Thirty males (60%) and twenty females (40%) who complained of diabetes-related neuropathy with Charcot arthropathy and/or long standing diabetic foot ulcer were included in the study; their mean age was 51.8 ± 8.65 years (range 9–65 years). Forty-nine of them have type II diabetes, whereas only one patient has type I diabetes. All patients presented with unilateral foot disease, most of them were obese and had high body mass index, high blood sugar and high hemoglobin A1c level (Table 1).

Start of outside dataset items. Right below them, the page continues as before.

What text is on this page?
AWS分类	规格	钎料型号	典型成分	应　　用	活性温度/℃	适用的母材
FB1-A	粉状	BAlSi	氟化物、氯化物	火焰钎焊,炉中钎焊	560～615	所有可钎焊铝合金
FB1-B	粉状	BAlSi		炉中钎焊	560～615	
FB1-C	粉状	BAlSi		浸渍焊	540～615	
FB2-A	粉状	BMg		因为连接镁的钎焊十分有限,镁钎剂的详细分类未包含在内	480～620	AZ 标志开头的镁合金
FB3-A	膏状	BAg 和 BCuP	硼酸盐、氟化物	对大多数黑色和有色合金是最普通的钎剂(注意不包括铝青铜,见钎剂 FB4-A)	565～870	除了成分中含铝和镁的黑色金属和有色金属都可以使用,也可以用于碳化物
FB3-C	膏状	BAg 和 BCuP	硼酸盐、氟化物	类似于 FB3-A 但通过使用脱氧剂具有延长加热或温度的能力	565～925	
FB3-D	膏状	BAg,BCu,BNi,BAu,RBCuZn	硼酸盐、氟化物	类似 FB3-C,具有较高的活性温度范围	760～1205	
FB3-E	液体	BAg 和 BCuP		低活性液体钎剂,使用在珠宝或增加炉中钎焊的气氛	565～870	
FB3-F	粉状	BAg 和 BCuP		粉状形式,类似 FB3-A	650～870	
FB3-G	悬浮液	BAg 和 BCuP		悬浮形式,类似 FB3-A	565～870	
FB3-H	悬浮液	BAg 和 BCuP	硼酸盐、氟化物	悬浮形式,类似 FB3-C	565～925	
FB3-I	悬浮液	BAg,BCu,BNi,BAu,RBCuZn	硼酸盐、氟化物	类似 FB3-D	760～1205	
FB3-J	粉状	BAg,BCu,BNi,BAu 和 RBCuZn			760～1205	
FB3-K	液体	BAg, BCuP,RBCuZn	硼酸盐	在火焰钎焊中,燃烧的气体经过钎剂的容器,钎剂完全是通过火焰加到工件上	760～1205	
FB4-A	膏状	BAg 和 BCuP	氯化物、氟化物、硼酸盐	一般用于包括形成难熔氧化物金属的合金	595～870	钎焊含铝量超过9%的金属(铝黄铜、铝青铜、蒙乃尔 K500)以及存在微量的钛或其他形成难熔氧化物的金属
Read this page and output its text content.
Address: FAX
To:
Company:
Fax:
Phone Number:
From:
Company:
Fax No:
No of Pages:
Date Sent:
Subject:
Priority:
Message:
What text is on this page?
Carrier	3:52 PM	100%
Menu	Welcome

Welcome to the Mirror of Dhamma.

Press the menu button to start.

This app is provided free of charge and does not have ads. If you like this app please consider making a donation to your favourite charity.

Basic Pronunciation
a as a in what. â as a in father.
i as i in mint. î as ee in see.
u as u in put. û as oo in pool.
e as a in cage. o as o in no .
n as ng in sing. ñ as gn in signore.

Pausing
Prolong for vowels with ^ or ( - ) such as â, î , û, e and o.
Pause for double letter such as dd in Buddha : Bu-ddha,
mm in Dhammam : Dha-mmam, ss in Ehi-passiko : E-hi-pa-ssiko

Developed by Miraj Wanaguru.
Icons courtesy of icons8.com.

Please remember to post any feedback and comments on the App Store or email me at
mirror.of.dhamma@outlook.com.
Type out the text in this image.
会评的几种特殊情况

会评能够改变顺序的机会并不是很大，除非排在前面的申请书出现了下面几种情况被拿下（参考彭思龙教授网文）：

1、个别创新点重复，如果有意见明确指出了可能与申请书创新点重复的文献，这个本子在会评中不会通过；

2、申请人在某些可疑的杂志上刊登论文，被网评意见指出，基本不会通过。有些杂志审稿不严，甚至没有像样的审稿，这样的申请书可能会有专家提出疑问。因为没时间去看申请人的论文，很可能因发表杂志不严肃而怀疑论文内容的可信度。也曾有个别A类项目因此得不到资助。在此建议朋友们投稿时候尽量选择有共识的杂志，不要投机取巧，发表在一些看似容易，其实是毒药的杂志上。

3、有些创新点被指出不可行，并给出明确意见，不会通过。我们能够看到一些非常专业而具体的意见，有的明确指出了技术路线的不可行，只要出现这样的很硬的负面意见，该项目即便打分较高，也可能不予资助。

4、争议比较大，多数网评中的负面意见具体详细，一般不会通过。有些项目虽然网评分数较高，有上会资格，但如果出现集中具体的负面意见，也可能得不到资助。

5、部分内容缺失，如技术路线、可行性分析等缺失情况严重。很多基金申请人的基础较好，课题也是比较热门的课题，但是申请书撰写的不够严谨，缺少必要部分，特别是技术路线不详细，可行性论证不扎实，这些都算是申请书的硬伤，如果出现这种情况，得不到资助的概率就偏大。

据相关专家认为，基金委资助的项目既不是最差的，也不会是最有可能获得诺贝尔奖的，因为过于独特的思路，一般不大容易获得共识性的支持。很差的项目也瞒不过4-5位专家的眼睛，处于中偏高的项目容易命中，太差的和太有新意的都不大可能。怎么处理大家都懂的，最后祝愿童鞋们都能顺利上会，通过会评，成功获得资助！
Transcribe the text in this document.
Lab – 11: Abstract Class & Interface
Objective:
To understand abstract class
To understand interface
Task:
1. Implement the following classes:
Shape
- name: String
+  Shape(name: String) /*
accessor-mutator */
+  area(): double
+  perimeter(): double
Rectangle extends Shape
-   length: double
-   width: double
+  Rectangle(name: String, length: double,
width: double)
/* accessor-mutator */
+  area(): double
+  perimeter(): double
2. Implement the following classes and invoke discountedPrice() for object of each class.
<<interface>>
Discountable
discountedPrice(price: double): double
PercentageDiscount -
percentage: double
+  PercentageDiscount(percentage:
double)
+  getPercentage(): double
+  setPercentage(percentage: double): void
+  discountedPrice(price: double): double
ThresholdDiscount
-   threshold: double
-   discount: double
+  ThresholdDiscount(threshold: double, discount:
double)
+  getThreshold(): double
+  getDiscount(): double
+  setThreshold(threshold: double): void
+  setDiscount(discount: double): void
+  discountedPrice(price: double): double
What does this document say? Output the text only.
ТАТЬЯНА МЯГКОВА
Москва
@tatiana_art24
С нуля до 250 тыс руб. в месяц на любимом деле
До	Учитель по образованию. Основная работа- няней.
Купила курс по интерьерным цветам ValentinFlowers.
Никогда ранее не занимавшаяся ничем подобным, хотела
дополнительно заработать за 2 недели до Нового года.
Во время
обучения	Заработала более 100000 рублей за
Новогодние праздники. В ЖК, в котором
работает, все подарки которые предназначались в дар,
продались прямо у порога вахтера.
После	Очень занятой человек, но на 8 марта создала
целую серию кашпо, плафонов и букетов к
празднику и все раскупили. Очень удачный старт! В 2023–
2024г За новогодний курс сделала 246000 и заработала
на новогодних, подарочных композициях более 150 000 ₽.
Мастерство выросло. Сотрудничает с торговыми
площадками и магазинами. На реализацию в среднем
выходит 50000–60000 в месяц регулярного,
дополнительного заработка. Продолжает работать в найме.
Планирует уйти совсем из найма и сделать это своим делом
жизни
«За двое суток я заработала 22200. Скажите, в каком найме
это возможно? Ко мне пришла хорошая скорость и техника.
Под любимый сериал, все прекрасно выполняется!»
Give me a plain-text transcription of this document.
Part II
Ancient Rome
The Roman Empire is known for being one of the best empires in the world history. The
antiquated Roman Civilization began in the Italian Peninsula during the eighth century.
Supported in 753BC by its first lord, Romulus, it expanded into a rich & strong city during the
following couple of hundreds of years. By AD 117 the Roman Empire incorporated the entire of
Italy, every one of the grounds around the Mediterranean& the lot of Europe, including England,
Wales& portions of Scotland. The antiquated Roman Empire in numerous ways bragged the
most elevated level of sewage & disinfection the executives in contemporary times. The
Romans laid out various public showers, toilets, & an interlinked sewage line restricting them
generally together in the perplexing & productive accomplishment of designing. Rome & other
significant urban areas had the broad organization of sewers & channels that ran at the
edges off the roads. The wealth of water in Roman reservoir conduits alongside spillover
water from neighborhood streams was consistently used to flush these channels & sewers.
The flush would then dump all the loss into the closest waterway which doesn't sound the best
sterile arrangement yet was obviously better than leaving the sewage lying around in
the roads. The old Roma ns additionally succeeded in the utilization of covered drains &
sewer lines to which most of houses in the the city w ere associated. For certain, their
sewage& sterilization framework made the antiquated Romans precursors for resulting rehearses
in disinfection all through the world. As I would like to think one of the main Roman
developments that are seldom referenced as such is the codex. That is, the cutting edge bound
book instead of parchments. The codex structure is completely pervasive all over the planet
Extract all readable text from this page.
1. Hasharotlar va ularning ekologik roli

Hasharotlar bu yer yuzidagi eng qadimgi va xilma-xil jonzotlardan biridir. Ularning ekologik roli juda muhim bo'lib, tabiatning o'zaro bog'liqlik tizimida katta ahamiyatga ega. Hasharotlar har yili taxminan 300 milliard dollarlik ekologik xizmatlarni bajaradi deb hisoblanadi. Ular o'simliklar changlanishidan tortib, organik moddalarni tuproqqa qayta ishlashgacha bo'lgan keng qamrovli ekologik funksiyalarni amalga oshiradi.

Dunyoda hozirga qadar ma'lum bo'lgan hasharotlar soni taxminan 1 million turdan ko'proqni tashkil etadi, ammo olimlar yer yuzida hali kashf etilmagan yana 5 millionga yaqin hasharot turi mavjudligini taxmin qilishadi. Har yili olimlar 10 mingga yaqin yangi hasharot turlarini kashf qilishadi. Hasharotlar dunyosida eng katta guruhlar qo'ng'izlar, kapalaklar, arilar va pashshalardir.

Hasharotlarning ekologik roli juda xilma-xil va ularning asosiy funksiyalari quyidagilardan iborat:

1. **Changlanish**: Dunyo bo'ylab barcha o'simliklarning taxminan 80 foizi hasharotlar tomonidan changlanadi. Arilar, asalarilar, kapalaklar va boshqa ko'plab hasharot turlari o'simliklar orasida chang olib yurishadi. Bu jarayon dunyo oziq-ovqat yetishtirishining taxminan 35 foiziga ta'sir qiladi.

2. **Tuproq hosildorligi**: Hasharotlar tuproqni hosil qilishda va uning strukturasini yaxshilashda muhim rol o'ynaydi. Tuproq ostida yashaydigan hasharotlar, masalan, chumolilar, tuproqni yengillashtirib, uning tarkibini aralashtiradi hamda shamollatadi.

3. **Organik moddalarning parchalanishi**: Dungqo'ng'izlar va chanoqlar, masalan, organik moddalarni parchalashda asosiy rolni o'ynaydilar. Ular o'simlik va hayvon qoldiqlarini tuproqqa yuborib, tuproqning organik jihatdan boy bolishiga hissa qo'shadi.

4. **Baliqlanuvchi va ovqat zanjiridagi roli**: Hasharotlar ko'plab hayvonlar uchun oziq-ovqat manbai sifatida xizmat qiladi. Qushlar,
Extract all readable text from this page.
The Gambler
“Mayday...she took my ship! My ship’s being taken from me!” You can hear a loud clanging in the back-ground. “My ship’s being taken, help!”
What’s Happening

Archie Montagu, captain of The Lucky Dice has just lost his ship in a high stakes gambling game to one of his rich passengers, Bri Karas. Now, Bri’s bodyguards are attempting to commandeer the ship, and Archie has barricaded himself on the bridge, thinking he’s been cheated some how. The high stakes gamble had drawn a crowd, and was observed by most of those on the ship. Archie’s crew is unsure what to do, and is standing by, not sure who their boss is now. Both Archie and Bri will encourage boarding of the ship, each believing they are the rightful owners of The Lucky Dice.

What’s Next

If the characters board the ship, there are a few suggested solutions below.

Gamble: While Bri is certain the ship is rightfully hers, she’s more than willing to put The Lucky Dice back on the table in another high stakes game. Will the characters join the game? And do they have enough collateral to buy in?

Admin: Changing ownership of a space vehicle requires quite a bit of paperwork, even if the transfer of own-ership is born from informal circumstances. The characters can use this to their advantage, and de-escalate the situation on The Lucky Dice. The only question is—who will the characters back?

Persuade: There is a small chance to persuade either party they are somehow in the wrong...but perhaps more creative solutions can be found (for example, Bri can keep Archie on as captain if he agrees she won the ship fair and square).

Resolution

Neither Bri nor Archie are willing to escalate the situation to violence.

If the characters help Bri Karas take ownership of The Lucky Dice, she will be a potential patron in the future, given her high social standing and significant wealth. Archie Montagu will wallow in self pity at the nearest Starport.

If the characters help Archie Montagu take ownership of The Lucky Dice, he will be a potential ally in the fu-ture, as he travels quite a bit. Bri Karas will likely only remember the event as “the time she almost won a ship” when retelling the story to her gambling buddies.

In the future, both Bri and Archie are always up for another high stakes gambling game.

Table 1 Clinical and laboratory features of the cases (n = 50)

Imaging findings

Variable bone and joint affections were observed in the study, the most common location of bony affection in the study was the hind-foot, and combined inter-tarsal (sub-talar and mid-tarsal)/tarso-metatarsal joint affection was the most common joint disease in this study (Fig. 1). Six patients did not have any signal abnormality in the bone marrow (Table 2).

Fig. 1
figure 1

Fifty-seven-year-old diabetic male patient presented with right dorsal foot swelling and redness with tarso-metatarsal instability and clinical suspicion of diabetic foot osteomyelitis. A Sagittal T2 SPAIR shows multi-focal bone marrow edema-like changes involving the mid-foot bones and the adjacent metatarsal bases (circle) with overlying dorsal subcutaneous edema signals. BE Long axis T1-Dixon four-set images (IP, OP, fluid only and fat only images) demonstrate diffuse visual signal nulling of the affected bones in OP image (C) compared with IP image (B) and quantitative signal loss (signal intensity ratio = 0.26), note the Lisfranc dislocation (yellow arrow), features are consistent with neuropathic arthropathy without osteomyelitis

Table 2 Anatomic location of MR signal abnormalities (n = 50)

CSI findings

Forty-four out of fifty patients had bone marrow edema-like signals; Table 2 demonstrates visual and quantitative assessments of these signal changes on all sets of images of T1-Dixon sequence (Table 3).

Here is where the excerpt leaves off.